U.S. industrial might is based on machine tools. These are the ingenious devices that, in war or peace, automatically drill the bores in rifles, stamp the fenders for Cadillacs, cut the turbine blades for jet engines. They range from small machines, such as workshop lathes that sell for a few hundred dollars, to giant, 404,000 lb. complexities that automatically cut and shape a 32-ft. section of an airplane wing, and cost as much as $400,000 (see cut). Even the giants are operated by only one or two workers, and speedily perform chores that would otherwise take dozens of workers or could not be done at all. Machine tools are the key to rearmament; because their production is months behind schedule, the entire rearmament program is lagging seriously.
Last week the National Machine Tool Builders' Association gave out some good news: in September, it reported, tool deliveries rose 8%, to nearly double the figure for a year ago. But at present production rates, the tool builders said, it would take two years to fill the orders on their books-and the peak of defense orders is still to come.
Problems & Know-How. Why are machine-tool builders so far behind? One reason is that the machine-tool industry must literally lift itself by its bootstraps; it must make its own tools before it can start producing them for anyone else. Another is that at war's end the U.S. Government sold 300,000 surplus tools at 15¢on the dollar, and swamped the market. For five years, machine-tool production slumped. Thus, when the Korean war broke, producers were deluged with orders for replacement tools as well as for the new types needed for the weapons of modern warfare. Typical is the case of the Cincinnati Milling Machine Corp., biggest U.S. toolmaker. Says President Frederick V. Geier: "When we should be devoting most of our talents to making the complex special-purpose tools that are required for our fantastic new weapons, two-thirds of our energy is being devoted to turning out catalogue [standard] items."

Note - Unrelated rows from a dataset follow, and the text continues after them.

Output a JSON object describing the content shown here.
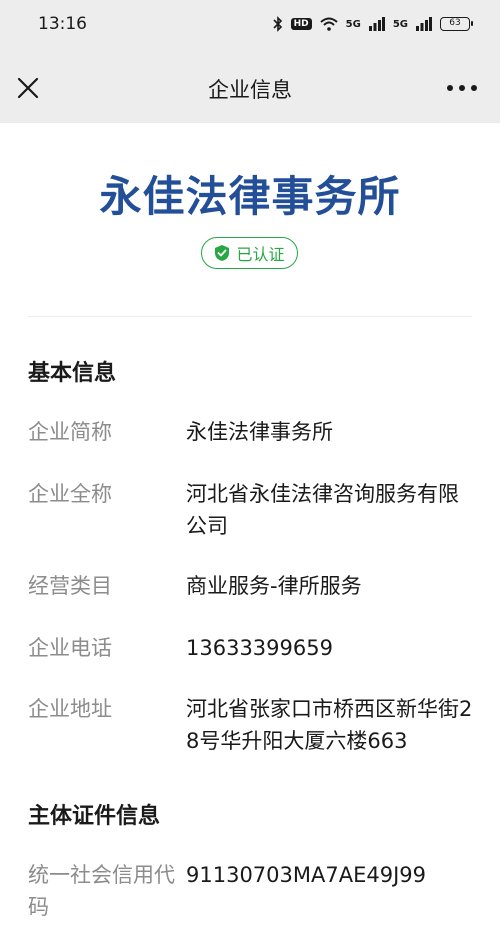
{
  "status_bar": {
    "time": "13:16",
    "network_1": "5G",
    "network_2": "5G",
    "battery": "63",
    "hd": "HD"
  },
  "nav": {
    "title": "企业信息",
    "close_icon": "close-icon",
    "more_icon": "more-icon"
  },
  "header": {
    "company_name": "永佳法律事务所",
    "verified_label": "已认证",
    "verified_color": "#28a745",
    "name_color": "#234f98"
  },
  "basic_info": {
    "title": "基本信息",
    "rows": [
      {
        "label": "企业简称",
        "value": "永佳法律事务所"
      },
      {
        "label": "企业全称",
        "value": "河北省永佳法律咨询服务有限公司"
      },
      {
        "label": "经营类目",
        "value": "商业服务-律所服务"
      },
      {
        "label": "企业电话",
        "value": "13633399659"
      },
      {
        "label": "企业地址",
        "value": "河北省张家口市桥西区新华街28号华升阳大厦六楼663"
      }
    ]
  },
  "certificate_info": {
    "title": "主体证件信息",
    "rows": [
      {
        "label": "统一社会信用代码",
        "value": "91130703MA7AE49J99"
      }
    ]
  }
}
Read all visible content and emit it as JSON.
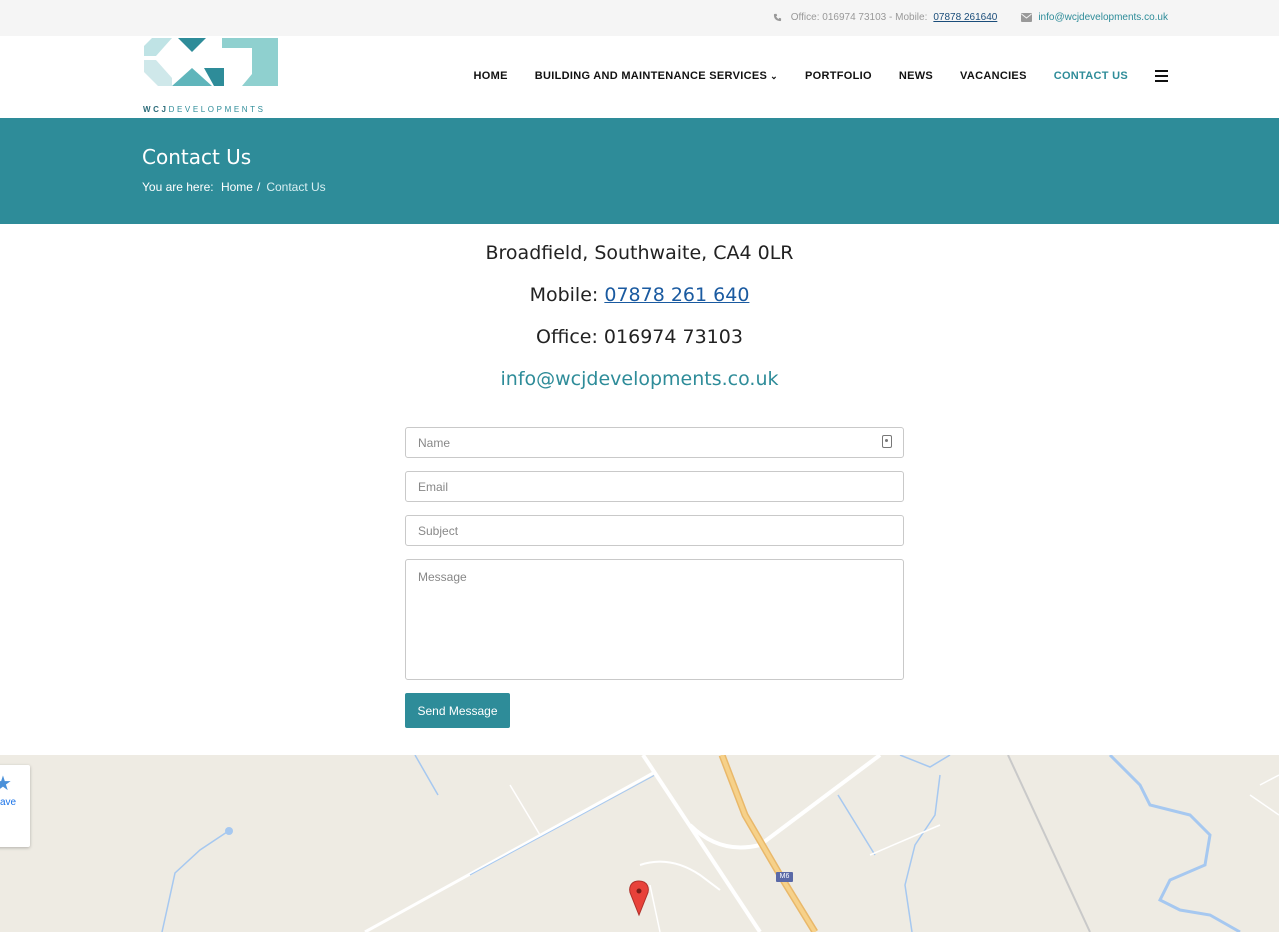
{
  "topbar": {
    "office_text": "Office: 016974 73103 - Mobile:",
    "mobile_link": "07878 261640",
    "email": "info@wcjdevelopments.co.uk"
  },
  "logo": {
    "brand_bold": "WCJ",
    "brand_rest": "DEVELOPMENTS"
  },
  "nav": {
    "items": [
      {
        "label": "HOME"
      },
      {
        "label": "BUILDING AND MAINTENANCE SERVICES"
      },
      {
        "label": "PORTFOLIO"
      },
      {
        "label": "NEWS"
      },
      {
        "label": "VACANCIES"
      },
      {
        "label": "CONTACT US"
      }
    ]
  },
  "page": {
    "title": "Contact Us",
    "breadcrumb_prefix": "You are here:",
    "breadcrumb_home": "Home",
    "breadcrumb_sep": "/",
    "breadcrumb_current": "Contact Us"
  },
  "contact": {
    "address": "Broadfield, Southwaite, CA4 0LR",
    "mobile_label": "Mobile:",
    "mobile_number": "07878 261 640",
    "office": "Office: 016974 73103",
    "email": "info@wcjdevelopments.co.uk"
  },
  "form": {
    "name_placeholder": "Name",
    "email_placeholder": "Email",
    "subject_placeholder": "Subject",
    "message_placeholder": "Message",
    "submit_label": "Send Message"
  },
  "map": {
    "save_label": "ave",
    "road_badge": "M6"
  },
  "colors": {
    "accent": "#2e8c99",
    "link": "#1a5aa0",
    "map_bg": "#eeebe3",
    "marker": "#e8423a"
  }
}
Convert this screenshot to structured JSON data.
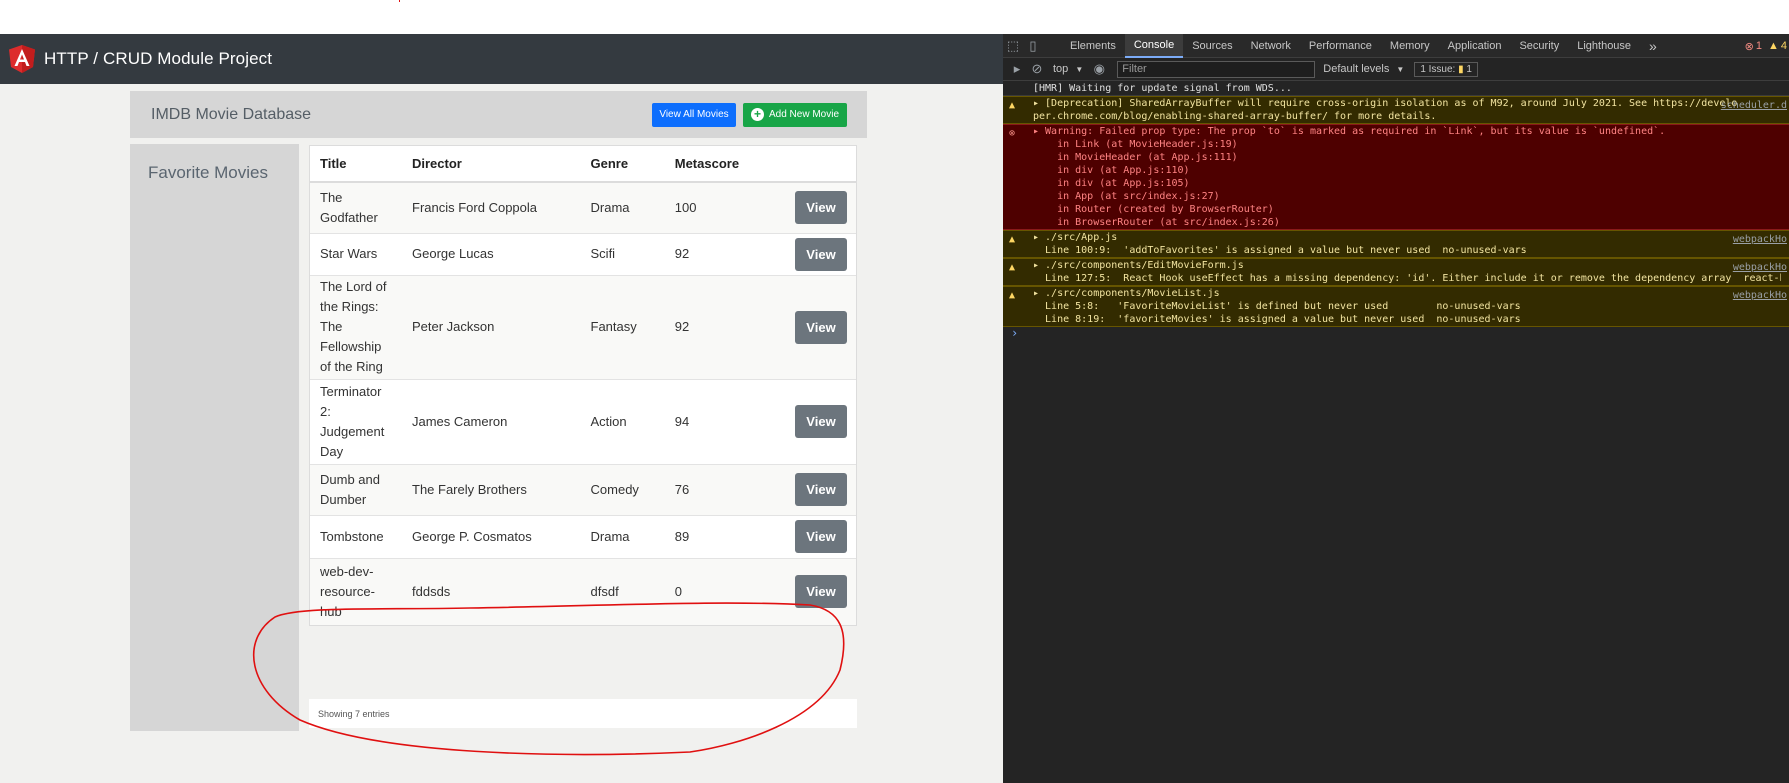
{
  "browser": {
    "top_strip_color": "#ffffff"
  },
  "navbar": {
    "brand": "HTTP / CRUD Module Project",
    "logo_icon": "angular-shield-icon"
  },
  "header": {
    "title": "IMDB Movie Database",
    "view_all_label": "View All Movies",
    "add_new_label": "Add New Movie"
  },
  "sidebar": {
    "title": "Favorite Movies"
  },
  "table": {
    "columns": [
      "Title",
      "Director",
      "Genre",
      "Metascore",
      ""
    ],
    "rows": [
      {
        "title": "The Godfather",
        "director": "Francis Ford Coppola",
        "genre": "Drama",
        "metascore": "100",
        "action": "View"
      },
      {
        "title": "Star Wars",
        "director": "George Lucas",
        "genre": "Scifi",
        "metascore": "92",
        "action": "View"
      },
      {
        "title": "The Lord of the Rings: The Fellowship of the Ring",
        "director": "Peter Jackson",
        "genre": "Fantasy",
        "metascore": "92",
        "action": "View"
      },
      {
        "title": "Terminator 2: Judgement Day",
        "director": "James Cameron",
        "genre": "Action",
        "metascore": "94",
        "action": "View"
      },
      {
        "title": "Dumb and Dumber",
        "director": "The Farely Brothers",
        "genre": "Comedy",
        "metascore": "76",
        "action": "View"
      },
      {
        "title": "Tombstone",
        "director": "George P. Cosmatos",
        "genre": "Drama",
        "metascore": "89",
        "action": "View"
      },
      {
        "title": "web-dev-resource-hub",
        "director": "fddsds",
        "genre": "dfsdf",
        "metascore": "0",
        "action": "View"
      }
    ],
    "footer": "Showing 7 entries"
  },
  "devtools": {
    "tabs": [
      "Elements",
      "Console",
      "Sources",
      "Network",
      "Performance",
      "Memory",
      "Application",
      "Security",
      "Lighthouse"
    ],
    "active_tab": "Console",
    "more_tabs": "»",
    "error_count": "1",
    "warning_count": "4",
    "context": "top",
    "filter_placeholder": "Filter",
    "levels": "Default levels",
    "issues": "1 Issue: ",
    "issues_count": "1",
    "messages": [
      {
        "type": "info",
        "lines": [
          "[HMR] Waiting for update signal from WDS..."
        ],
        "source": ""
      },
      {
        "type": "warn",
        "lines": [
          "▸ [Deprecation] SharedArrayBuffer will require cross-origin isolation as of M92, around July 2021. See https://develo",
          "per.chrome.com/blog/enabling-shared-array-buffer/ for more details."
        ],
        "source": "scheduler.d"
      },
      {
        "type": "err",
        "lines": [
          "▸ Warning: Failed prop type: The prop `to` is marked as required in `Link`, but its value is `undefined`.",
          "    in Link (at MovieHeader.js:19)",
          "    in MovieHeader (at App.js:111)",
          "    in div (at App.js:110)",
          "    in div (at App.js:105)",
          "    in App (at src/index.js:27)",
          "    in Router (created by BrowserRouter)",
          "    in BrowserRouter (at src/index.js:26)"
        ],
        "source": ""
      },
      {
        "type": "warn",
        "lines": [
          "▸ ./src/App.js",
          "  Line 100:9:  'addToFavorites' is assigned a value but never used  no-unused-vars"
        ],
        "source": "webpackHo"
      },
      {
        "type": "warn",
        "lines": [
          "▸ ./src/components/EditMovieForm.js",
          "  Line 127:5:  React Hook useEffect has a missing dependency: 'id'. Either include it or remove the dependency array  react-hooks"
        ],
        "source": "webpackHo"
      },
      {
        "type": "warn",
        "lines": [
          "▸ ./src/components/MovieList.js",
          "  Line 5:8:   'FavoriteMovieList' is defined but never used        no-unused-vars",
          "  Line 8:19:  'favoriteMovies' is assigned a value but never used  no-unused-vars"
        ],
        "source": "webpackHo"
      }
    ],
    "prompt": "›"
  },
  "colors": {
    "navbar": "#343a40",
    "primary": "#0d6efd",
    "success": "#18a547",
    "view_button": "#6c757d",
    "annotation": "#e01010"
  }
}
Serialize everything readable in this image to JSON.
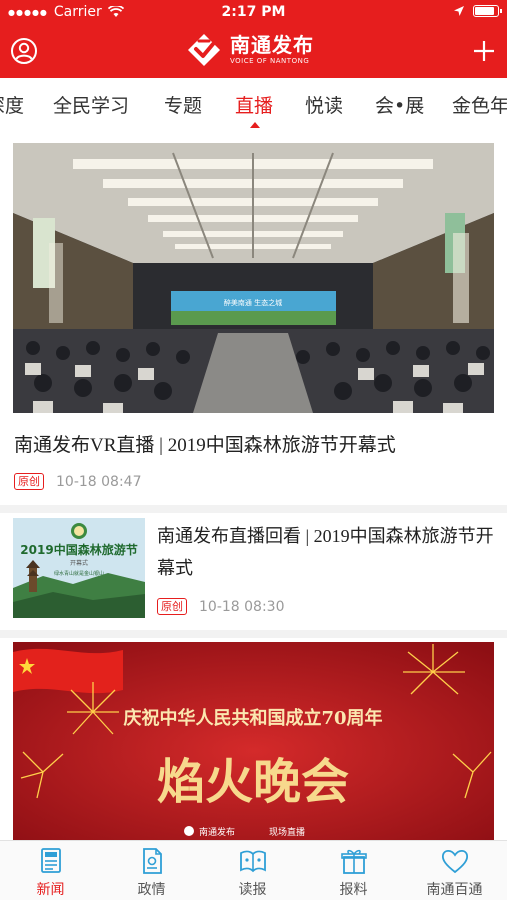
{
  "status_bar": {
    "carrier": "Carrier",
    "time": "2:17 PM",
    "battery_level": 0.9
  },
  "header": {
    "logo_cn": "南通发布",
    "logo_en": "VOICE OF NANTONG",
    "brand_color": "#e61e1e"
  },
  "tabs": [
    {
      "label": "深度",
      "active": false
    },
    {
      "label": "全民学习",
      "active": false
    },
    {
      "label": "专题",
      "active": false
    },
    {
      "label": "直播",
      "active": true
    },
    {
      "label": "悦读",
      "active": false
    },
    {
      "label": "会•展",
      "active": false
    },
    {
      "label": "金色年",
      "active": false
    }
  ],
  "feed": [
    {
      "title": "南通发布VR直播 | 2019中国森林旅游节开幕式",
      "badge": "原创",
      "time": "10-18 08:47",
      "image_screen_text": "醉美南通 生态之城"
    },
    {
      "title": "南通发布直播回看 | 2019中国森林旅游节开幕式",
      "badge": "原创",
      "time": "10-18 08:30",
      "image_title": "2019中国森林旅游节",
      "image_subtitle": "开幕式",
      "image_slogan": "绿水青山就是金山银山"
    },
    {
      "image_headline": "庆祝中华人民共和国成立70周年",
      "image_big_text": "焰火晚会",
      "image_footer_brand": "南通发布",
      "image_footer_tag": "现场直播"
    }
  ],
  "bottom_tabs": [
    {
      "label": "新闻",
      "icon": "news-icon",
      "active": true
    },
    {
      "label": "政情",
      "icon": "document-icon",
      "active": false
    },
    {
      "label": "读报",
      "icon": "newspaper-reader-icon",
      "active": false
    },
    {
      "label": "报料",
      "icon": "gift-box-icon",
      "active": false
    },
    {
      "label": "南通百通",
      "icon": "heart-icon",
      "active": false
    }
  ]
}
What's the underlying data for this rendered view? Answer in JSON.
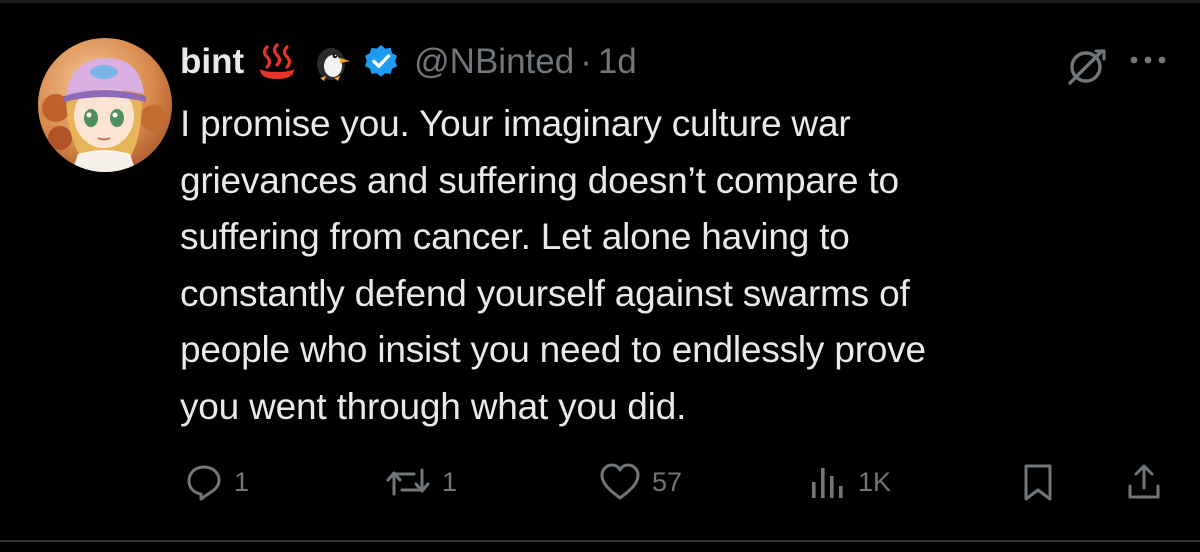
{
  "author": {
    "display_name": "bint",
    "handle": "@NBinted",
    "separator": "·",
    "timestamp": "1d",
    "name_emojis": [
      "hot-springs-emoji",
      "penguin-emoji"
    ],
    "verified_badge": "verified-badge-icon"
  },
  "tweet": {
    "lines": [
      "I promise you. Your imaginary culture war",
      "grievances and suffering doesn’t compare to",
      "suffering from cancer. Let alone having to",
      "constantly defend yourself against swarms of",
      "people who insist you need to endlessly prove",
      "you went through what you did."
    ]
  },
  "actions": {
    "reply": {
      "icon": "reply-icon",
      "count": "1"
    },
    "retweet": {
      "icon": "retweet-icon",
      "count": "1"
    },
    "like": {
      "icon": "heart-icon",
      "count": "57"
    },
    "views": {
      "icon": "analytics-icon",
      "count": "1K"
    },
    "bookmark": {
      "icon": "bookmark-icon"
    },
    "share": {
      "icon": "share-icon"
    }
  },
  "header_icons": [
    "grok-icon",
    "more-icon"
  ],
  "colors": {
    "background": "#000000",
    "text_primary": "#e7e9ea",
    "text_secondary": "#71767b",
    "verified_blue": "#1d9bf0"
  }
}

Every special-purpose tool is an industrial problem in itself. Last week Cincinnati Milling engineers were poring over a book just received from an aircraft company, describing a new kind of bomber landing gear. "These are not blueprints," said one engineer. "They just explain what [the company] wants and leave it up to us to figure out a machine that will make it. Nothing like it has ever been made before." In the same way, other complicated problems are dumped in Geier's lap. Samples: ¶ The Air Force wants a tool that can cut 2,800 Ibs. of metal down to a complex wing gear weighing 200 Ibs., with contoured surfaces, tricky drill holes, etc. Du Pont wants a machine that will crush titanium ore into pieces of a certain size. Because the ore has never been handled before for manufacturing purposes, Cincinnati must first find out its qualities.